It’s going to be a hot next few weeks in Louisville, with temperatures projected to reach the upper 80s or 90s almost every day.
Flavio Lehner says to get used to it.
Lehner, a post-doctoral researcher at the National Center for Atmospheric Research, is the author of a study on summer temperature projections. Using climate forecasting data, he and his colleagues found that if carbon dioxide emissions continue on their current pace, it’ll translate to hotter summers for most of the globe.
“Towards the end of this century, under a scenario where we continue emitting greenhouse gas unabated, you will see a very large chance that basically every summer in most parts of the world will be as hot or hotter than the hottest we’ve seen up to date,” Lehner said.
For the years 2061-81, the probability that any summer would be record-setting is about 80 percent, Lehner said, though for some areas, it’s higher. Under another scenario, where greenhouse gas emissions are reduced, the probability drops to 41 percent.
Lehner said that’s the silver lining of the study.
“Obviously, we found an uncomfortable and very high risk of seeing these very hot summers on a regular basis in the future,” he said. “But we also saw that by mitigating some of this warming by reducing emissions, we could actually show that in particular regions where a lot of people live, those regions can see a strong reduction of this.”

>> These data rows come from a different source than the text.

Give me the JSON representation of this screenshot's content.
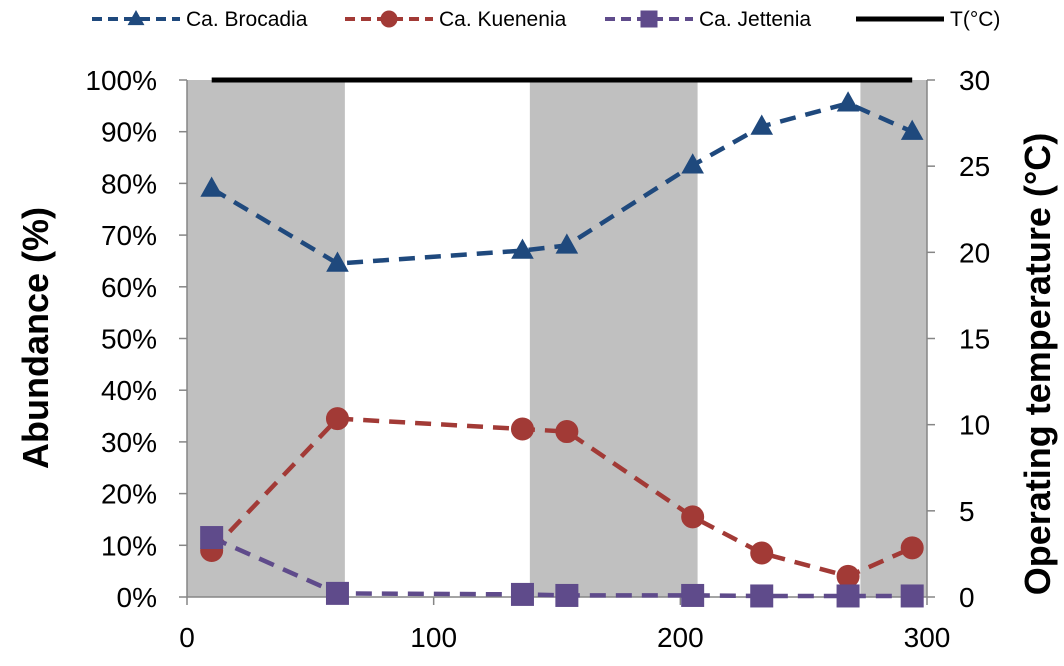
{
  "chart_data": {
    "type": "line",
    "title": "",
    "xlabel": "",
    "ylabel": "Abundance (%)",
    "y2label": "Operating temperature (°C)",
    "xlim": [
      0,
      300
    ],
    "ylim": [
      0,
      100
    ],
    "y2lim": [
      0,
      30
    ],
    "x_ticks": [
      "0",
      "100",
      "200",
      "300"
    ],
    "x_tick_values": [
      0,
      100,
      200,
      300
    ],
    "y_ticks": [
      "0%",
      "10%",
      "20%",
      "30%",
      "40%",
      "50%",
      "60%",
      "70%",
      "80%",
      "90%",
      "100%"
    ],
    "y_tick_values": [
      0,
      10,
      20,
      30,
      40,
      50,
      60,
      70,
      80,
      90,
      100
    ],
    "y2_ticks": [
      "0",
      "5",
      "10",
      "15",
      "20",
      "25",
      "30"
    ],
    "y2_tick_values": [
      0,
      5,
      10,
      15,
      20,
      25,
      30
    ],
    "shaded_ranges": [
      [
        0,
        64
      ],
      [
        139,
        207
      ],
      [
        273,
        300
      ]
    ],
    "shade_color": "#c0c0c0",
    "legend_placement": "top",
    "series": [
      {
        "name": "Ca. Brocadia",
        "style": "dashed",
        "marker": "triangle",
        "color": "#1f497d",
        "axis": "left",
        "x": [
          10,
          61,
          136,
          154,
          205,
          233,
          268,
          294
        ],
        "values": [
          79,
          64.5,
          67,
          68,
          83.5,
          91,
          95.5,
          90
        ]
      },
      {
        "name": "Ca. Kuenenia",
        "style": "dashed",
        "marker": "circle",
        "color": "#a23a36",
        "axis": "left",
        "x": [
          10,
          61,
          136,
          154,
          205,
          233,
          268,
          294
        ],
        "values": [
          9,
          34.5,
          32.5,
          32,
          15.5,
          8.5,
          4,
          9.5
        ]
      },
      {
        "name": "Ca. Jettenia",
        "style": "dashed",
        "marker": "square",
        "color": "#5f4b8b",
        "axis": "left",
        "x": [
          10,
          61,
          136,
          154,
          205,
          233,
          268,
          294
        ],
        "values": [
          11.5,
          0.7,
          0.5,
          0.3,
          0.3,
          0.2,
          0.2,
          0.2
        ]
      },
      {
        "name": "T(°C)",
        "style": "solid",
        "marker": "none",
        "color": "#000000",
        "axis": "right",
        "x": [
          10,
          294
        ],
        "values": [
          30,
          30
        ]
      }
    ]
  }
}
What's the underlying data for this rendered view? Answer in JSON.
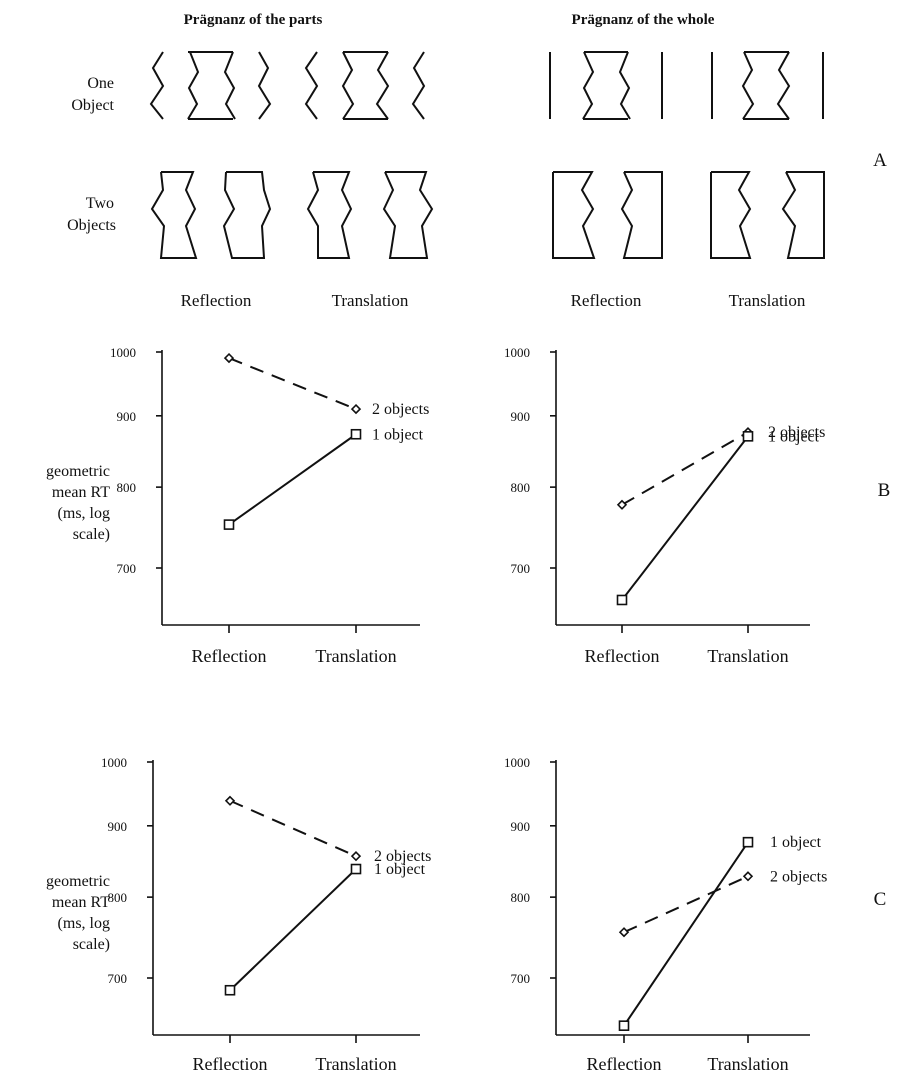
{
  "panel_a": {
    "left_heading": "Prägnanz of the parts",
    "right_heading": "Prägnanz of the whole",
    "row_one_label": [
      "One",
      "Object"
    ],
    "row_two_label": [
      "Two",
      "Objects"
    ],
    "col_left_a": "Reflection",
    "col_left_b": "Translation",
    "col_right_a": "Reflection",
    "col_right_b": "Translation",
    "panel_letter": "A"
  },
  "panel_b_letter": "B",
  "panel_c_letter": "C",
  "ylabel_lines": [
    "geometric",
    "mean RT",
    "(ms, log",
    "scale)"
  ],
  "chart_data": [
    {
      "type": "line",
      "id": "B-left",
      "log_scale_y": true,
      "categories": [
        "Reflection",
        "Translation"
      ],
      "yticks": [
        700,
        800,
        900,
        1000
      ],
      "ylim": [
        640,
        1000
      ],
      "series": [
        {
          "name": "2 objects",
          "values": [
            990,
            910
          ],
          "marker": "diamond",
          "dash": true
        },
        {
          "name": "1 object",
          "values": [
            752,
            873
          ],
          "marker": "square",
          "dash": false
        }
      ]
    },
    {
      "type": "line",
      "id": "B-right",
      "log_scale_y": true,
      "categories": [
        "Reflection",
        "Translation"
      ],
      "yticks": [
        700,
        800,
        900,
        1000
      ],
      "ylim": [
        640,
        1000
      ],
      "series": [
        {
          "name": "2 objects",
          "values": [
            777,
            876
          ],
          "marker": "diamond",
          "dash": true
        },
        {
          "name": "1 object",
          "values": [
            664,
            870
          ],
          "marker": "square",
          "dash": false
        }
      ]
    },
    {
      "type": "line",
      "id": "C-left",
      "log_scale_y": true,
      "categories": [
        "Reflection",
        "Translation"
      ],
      "yticks": [
        700,
        800,
        900,
        1000
      ],
      "ylim": [
        640,
        1000
      ],
      "series": [
        {
          "name": "2 objects",
          "values": [
            938,
            856
          ],
          "marker": "diamond",
          "dash": true
        },
        {
          "name": "1 object",
          "values": [
            686,
            838
          ],
          "marker": "square",
          "dash": false
        }
      ]
    },
    {
      "type": "line",
      "id": "C-right",
      "log_scale_y": true,
      "categories": [
        "Reflection",
        "Translation"
      ],
      "yticks": [
        700,
        800,
        900,
        1000
      ],
      "ylim": [
        640,
        1000
      ],
      "series": [
        {
          "name": "2 objects",
          "values": [
            755,
            828
          ],
          "marker": "diamond",
          "dash": true
        },
        {
          "name": "1 object",
          "values": [
            647,
            876
          ],
          "marker": "square",
          "dash": false
        }
      ]
    }
  ]
}
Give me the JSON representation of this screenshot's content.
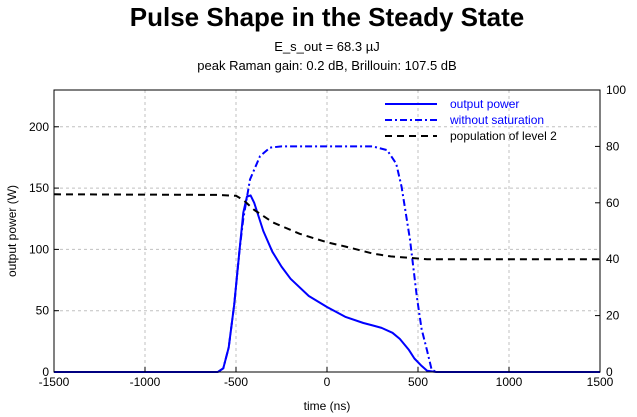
{
  "chart_data": {
    "type": "line",
    "title": "Pulse Shape in the Steady State",
    "subtitle_lines": [
      "E_s_out = 68.3 µJ",
      "peak Raman gain: 0.2 dB, Brillouin: 107.5 dB"
    ],
    "xlabel": "time (ns)",
    "ylabel": "output power (W)",
    "xlim": [
      -1500,
      1500
    ],
    "ylim": [
      0,
      230
    ],
    "y2lim": [
      0,
      100
    ],
    "xticks": [
      -1500,
      -1000,
      -500,
      0,
      500,
      1000,
      1500
    ],
    "yticks": [
      0,
      50,
      100,
      150,
      200
    ],
    "y2ticks": [
      0,
      20,
      40,
      60,
      80,
      100
    ],
    "grid": true,
    "legend_position": "top-right",
    "series": [
      {
        "name": "output power",
        "axis": "left",
        "color": "#0000ff",
        "style": "solid",
        "x": [
          -1500,
          -600,
          -570,
          -540,
          -510,
          -480,
          -460,
          -440,
          -420,
          -400,
          -350,
          -300,
          -250,
          -200,
          -100,
          0,
          100,
          200,
          250,
          300,
          360,
          400,
          450,
          480,
          520,
          550,
          600,
          1500
        ],
        "y": [
          0,
          0,
          3,
          20,
          55,
          100,
          130,
          143,
          144,
          138,
          115,
          98,
          86,
          76,
          62,
          53,
          45,
          40,
          38,
          36,
          32,
          27,
          18,
          11,
          5,
          1,
          0,
          0
        ]
      },
      {
        "name": "without saturation",
        "axis": "left",
        "color": "#0000ff",
        "style": "dashdot",
        "x": [
          -1500,
          -600,
          -570,
          -540,
          -510,
          -480,
          -460,
          -423,
          -368,
          -313,
          -250,
          0,
          250,
          330,
          380,
          410,
          456,
          494,
          520,
          549,
          575,
          600,
          1500
        ],
        "y": [
          0,
          0,
          3,
          20,
          55,
          100,
          125,
          157,
          176,
          183,
          184,
          184,
          184,
          181,
          170,
          151,
          108,
          61,
          35,
          18,
          2,
          0,
          0
        ]
      },
      {
        "name": "population of level 2",
        "axis": "right",
        "color": "#000000",
        "style": "dashed",
        "x": [
          -1500,
          -600,
          -500,
          -460,
          -400,
          -296,
          -150,
          0,
          100,
          253,
          350,
          473,
          550,
          1500
        ],
        "y": [
          63,
          62.8,
          62.5,
          61,
          57.5,
          53,
          49,
          46,
          44.5,
          42,
          41,
          40.4,
          40,
          40
        ]
      }
    ]
  }
}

He noted that the “greenhouse gas reduction” scenario he used is a pretty moderate scenario, and one that wouldn’t even limit the planet’s warming to 2 degrees Celsius. That’s the limit many scientists are advocating. But the summer heat benefits of these potential emissions cuts wouldn’t be spread evenly.
Instead, Lehner found that some areas — including the U.S. East Coast — would still have a 90 percent chance of being as hot or hotter than record summers, even if carbon dioxide emissions are reduced. But there will be substantial benefits in places like Brazil, central Europe and eastern China.
Besides making some areas of the Earth very uncomfortable in the summer, Lehner said such high temperatures would likely affect agriculture and health.